A proprietária beneficiária da Emirates Gold é Paloma Precious. Em setembro, a Rockfire Resources, listada em Londres, anunciou um acordo para adquirir 100% da Emirates Gold, desde que fosse reintegrada na lista de boas entregas dos Emirados Árabes Unidos. Desde então, a Rockfire disse que está buscando aconselhamento jurídico urgente para determinar o impacto das sanções do Reino Unido na transação.
Paloma Precious não respondeu a um pedido de comentário.
Como os Emirados Árabes Unidos não impõem sanções à Rússia, Putin é livre de exportar ouro russo para estas refinarias. A dependência da Rússia de países amigos como os Emirados Árabes Unidos para lavar o seu ouro imita a forma como Putin conseguiu contornar o limite máximo do preço do petróleo do G7 construindo uma “frota negra” de petroleiros operando fora do mercado de seguros ocidental.

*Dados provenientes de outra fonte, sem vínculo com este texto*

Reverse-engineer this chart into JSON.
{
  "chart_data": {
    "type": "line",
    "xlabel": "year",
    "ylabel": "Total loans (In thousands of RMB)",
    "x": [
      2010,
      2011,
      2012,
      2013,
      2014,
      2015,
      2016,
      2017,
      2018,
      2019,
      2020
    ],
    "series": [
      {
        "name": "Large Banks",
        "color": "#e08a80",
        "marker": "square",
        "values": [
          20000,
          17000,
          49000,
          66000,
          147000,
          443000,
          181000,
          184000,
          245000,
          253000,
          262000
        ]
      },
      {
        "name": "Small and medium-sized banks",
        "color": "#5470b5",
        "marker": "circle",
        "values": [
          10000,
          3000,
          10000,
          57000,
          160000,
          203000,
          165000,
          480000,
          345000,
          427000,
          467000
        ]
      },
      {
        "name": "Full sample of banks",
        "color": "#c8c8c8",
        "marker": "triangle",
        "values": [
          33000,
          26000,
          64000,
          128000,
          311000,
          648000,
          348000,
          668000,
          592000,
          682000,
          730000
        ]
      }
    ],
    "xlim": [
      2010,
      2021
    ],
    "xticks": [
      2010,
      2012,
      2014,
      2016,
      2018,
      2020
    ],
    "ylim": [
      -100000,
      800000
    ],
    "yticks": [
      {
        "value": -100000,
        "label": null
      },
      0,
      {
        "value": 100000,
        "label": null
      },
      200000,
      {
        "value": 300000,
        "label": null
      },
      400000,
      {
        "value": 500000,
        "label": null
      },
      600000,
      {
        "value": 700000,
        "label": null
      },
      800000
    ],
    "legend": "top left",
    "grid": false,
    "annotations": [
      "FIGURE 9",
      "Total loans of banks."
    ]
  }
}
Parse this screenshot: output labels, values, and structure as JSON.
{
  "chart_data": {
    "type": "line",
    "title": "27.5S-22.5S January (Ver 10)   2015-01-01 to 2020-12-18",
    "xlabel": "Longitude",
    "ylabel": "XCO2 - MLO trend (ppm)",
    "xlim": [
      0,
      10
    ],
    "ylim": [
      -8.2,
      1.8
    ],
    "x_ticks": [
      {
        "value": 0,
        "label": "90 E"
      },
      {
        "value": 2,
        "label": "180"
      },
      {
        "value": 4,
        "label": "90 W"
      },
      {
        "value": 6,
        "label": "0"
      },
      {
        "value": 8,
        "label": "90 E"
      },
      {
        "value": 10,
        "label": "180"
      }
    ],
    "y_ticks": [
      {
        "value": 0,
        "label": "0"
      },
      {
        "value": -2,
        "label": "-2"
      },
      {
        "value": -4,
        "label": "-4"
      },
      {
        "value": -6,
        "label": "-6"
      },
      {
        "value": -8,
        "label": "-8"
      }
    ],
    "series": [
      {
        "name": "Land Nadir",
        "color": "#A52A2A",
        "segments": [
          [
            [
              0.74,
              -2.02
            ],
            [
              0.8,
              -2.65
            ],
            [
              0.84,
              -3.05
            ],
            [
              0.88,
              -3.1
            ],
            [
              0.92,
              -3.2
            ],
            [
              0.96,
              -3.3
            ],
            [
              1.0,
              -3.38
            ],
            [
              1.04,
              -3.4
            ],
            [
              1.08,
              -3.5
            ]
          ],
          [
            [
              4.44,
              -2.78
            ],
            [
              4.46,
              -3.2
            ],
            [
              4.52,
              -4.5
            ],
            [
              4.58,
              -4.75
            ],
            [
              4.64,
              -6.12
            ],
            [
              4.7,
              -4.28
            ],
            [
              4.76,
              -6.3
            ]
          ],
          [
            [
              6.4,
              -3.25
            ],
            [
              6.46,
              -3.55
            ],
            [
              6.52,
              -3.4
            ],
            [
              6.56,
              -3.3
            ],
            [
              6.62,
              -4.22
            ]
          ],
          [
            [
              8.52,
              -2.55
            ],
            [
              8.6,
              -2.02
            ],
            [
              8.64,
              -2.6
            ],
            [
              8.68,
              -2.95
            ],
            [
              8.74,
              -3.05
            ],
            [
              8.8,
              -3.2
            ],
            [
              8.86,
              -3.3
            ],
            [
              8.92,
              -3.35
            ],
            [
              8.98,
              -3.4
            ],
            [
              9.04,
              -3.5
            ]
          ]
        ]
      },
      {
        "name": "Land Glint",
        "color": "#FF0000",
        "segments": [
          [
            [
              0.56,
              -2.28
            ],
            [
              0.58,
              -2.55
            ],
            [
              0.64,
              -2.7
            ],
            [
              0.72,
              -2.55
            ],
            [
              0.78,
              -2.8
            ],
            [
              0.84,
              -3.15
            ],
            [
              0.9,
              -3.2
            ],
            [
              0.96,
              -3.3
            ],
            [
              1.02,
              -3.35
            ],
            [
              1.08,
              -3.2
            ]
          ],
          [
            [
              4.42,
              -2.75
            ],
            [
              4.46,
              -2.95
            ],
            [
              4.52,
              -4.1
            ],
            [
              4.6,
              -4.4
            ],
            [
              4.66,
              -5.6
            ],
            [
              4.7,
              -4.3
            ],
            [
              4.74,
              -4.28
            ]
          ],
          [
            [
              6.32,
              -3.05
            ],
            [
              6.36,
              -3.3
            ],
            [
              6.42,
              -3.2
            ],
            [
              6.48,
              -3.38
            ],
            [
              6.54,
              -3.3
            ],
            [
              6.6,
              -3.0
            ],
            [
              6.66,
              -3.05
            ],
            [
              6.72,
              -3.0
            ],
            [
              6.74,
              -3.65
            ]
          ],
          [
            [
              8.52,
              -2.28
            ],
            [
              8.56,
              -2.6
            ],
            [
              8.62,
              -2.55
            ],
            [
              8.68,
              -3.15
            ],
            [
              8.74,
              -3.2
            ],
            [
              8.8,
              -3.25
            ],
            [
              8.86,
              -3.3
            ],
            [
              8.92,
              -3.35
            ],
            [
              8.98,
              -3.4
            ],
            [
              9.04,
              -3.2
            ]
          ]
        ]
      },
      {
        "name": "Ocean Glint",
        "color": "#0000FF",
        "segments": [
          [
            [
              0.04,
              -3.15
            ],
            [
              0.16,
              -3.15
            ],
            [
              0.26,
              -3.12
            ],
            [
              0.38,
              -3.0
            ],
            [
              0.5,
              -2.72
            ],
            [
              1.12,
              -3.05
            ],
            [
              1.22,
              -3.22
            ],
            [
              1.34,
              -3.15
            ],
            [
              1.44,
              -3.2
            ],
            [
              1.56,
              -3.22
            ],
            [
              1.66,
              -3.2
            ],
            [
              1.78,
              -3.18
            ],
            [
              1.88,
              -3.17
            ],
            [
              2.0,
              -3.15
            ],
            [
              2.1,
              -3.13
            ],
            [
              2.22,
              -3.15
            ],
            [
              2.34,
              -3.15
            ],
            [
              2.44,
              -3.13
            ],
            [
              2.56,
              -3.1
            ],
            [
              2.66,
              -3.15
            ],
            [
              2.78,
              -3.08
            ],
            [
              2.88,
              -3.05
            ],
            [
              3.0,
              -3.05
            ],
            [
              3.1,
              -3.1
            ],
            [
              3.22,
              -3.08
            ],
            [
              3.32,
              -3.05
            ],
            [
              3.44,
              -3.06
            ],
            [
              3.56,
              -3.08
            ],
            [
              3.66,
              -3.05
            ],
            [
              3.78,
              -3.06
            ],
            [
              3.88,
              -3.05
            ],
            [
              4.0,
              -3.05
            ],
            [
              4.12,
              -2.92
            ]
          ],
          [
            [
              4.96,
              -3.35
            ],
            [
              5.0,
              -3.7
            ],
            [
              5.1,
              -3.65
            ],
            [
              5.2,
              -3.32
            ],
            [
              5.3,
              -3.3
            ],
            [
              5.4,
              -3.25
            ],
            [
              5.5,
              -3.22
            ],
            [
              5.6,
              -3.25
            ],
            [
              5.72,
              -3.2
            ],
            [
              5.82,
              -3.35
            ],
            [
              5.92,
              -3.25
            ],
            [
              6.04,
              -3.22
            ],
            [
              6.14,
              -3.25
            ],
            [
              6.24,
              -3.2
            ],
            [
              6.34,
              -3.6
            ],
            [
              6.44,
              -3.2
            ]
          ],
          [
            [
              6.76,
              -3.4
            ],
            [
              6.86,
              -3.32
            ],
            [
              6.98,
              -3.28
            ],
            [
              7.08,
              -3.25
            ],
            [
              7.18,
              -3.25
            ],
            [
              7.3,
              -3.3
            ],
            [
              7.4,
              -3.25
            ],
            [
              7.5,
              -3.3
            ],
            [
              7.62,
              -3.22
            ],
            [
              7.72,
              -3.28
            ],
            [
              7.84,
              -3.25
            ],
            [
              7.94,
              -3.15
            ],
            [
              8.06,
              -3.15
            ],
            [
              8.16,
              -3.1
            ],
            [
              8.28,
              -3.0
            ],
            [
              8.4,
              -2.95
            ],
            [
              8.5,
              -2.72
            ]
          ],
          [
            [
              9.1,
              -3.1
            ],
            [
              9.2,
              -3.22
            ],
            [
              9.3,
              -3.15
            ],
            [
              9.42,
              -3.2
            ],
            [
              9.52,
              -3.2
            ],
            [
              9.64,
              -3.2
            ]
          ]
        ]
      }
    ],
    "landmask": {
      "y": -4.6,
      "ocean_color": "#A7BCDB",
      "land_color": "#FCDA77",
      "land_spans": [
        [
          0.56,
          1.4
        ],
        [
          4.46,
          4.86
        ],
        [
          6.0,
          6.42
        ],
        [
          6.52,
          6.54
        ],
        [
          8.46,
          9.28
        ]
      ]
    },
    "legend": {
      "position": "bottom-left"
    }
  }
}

A maior parte do ouro russo que passa pelos Emirados Árabes Unidos provavelmente irá para a China e a Índia, mas parte também irá para o Reino Unido. Não pode ser importado para o Reino Unido como barras porque não possui certificação LBMA, mas pode ser importado como joalheria ou até mesmo em eletrônicos. Os turistas britânicos que compram jóias nos Emirados Árabes Unidos também podem, inadvertidamente, comprar ouro russo e trazê-lo para casa.
O resultado final é uma tábua de salvação para o Kremlin. A Rússia produz mais de 300 toneladas de ouro por ano e o setor valia 12,6 mil milhões de libras para a economia em 2021. É uma “fonte de receitas crítica” para o esforço de guerra da Rússia e uma das maiores depois do petróleo e do gás, alertou o Ministério dos Negócios Estrangeiros. .
“O ouro é essencial para a Rússia”, afirma Christopher Swift, advogado de segurança nacional da Foley & Lardner e antigo funcionário do Gabinete de Controlo de Activos Estrangeiros do Departamento do Tesouro dos EUA.
“A Rússia evoluiu para uma economia de escambo, onde utiliza produtos das suas indústrias extractivas, como a extracção de petróleo, gás e metais, para pagar a compra de armas no estrangeiro, bem como de bens de consumo.”
Embora o Ocidente tenha percebido rapidamente a importância do petróleo e do gás para a máquina de guerra de Putin, foi mais lento a perceber a importância do ouro.
No entanto, como demonstram as sanções do Ministério dos Negócios Estrangeiros da semana passada, Westminster está agora a acordar – e a apertar os parafusos contra Putin.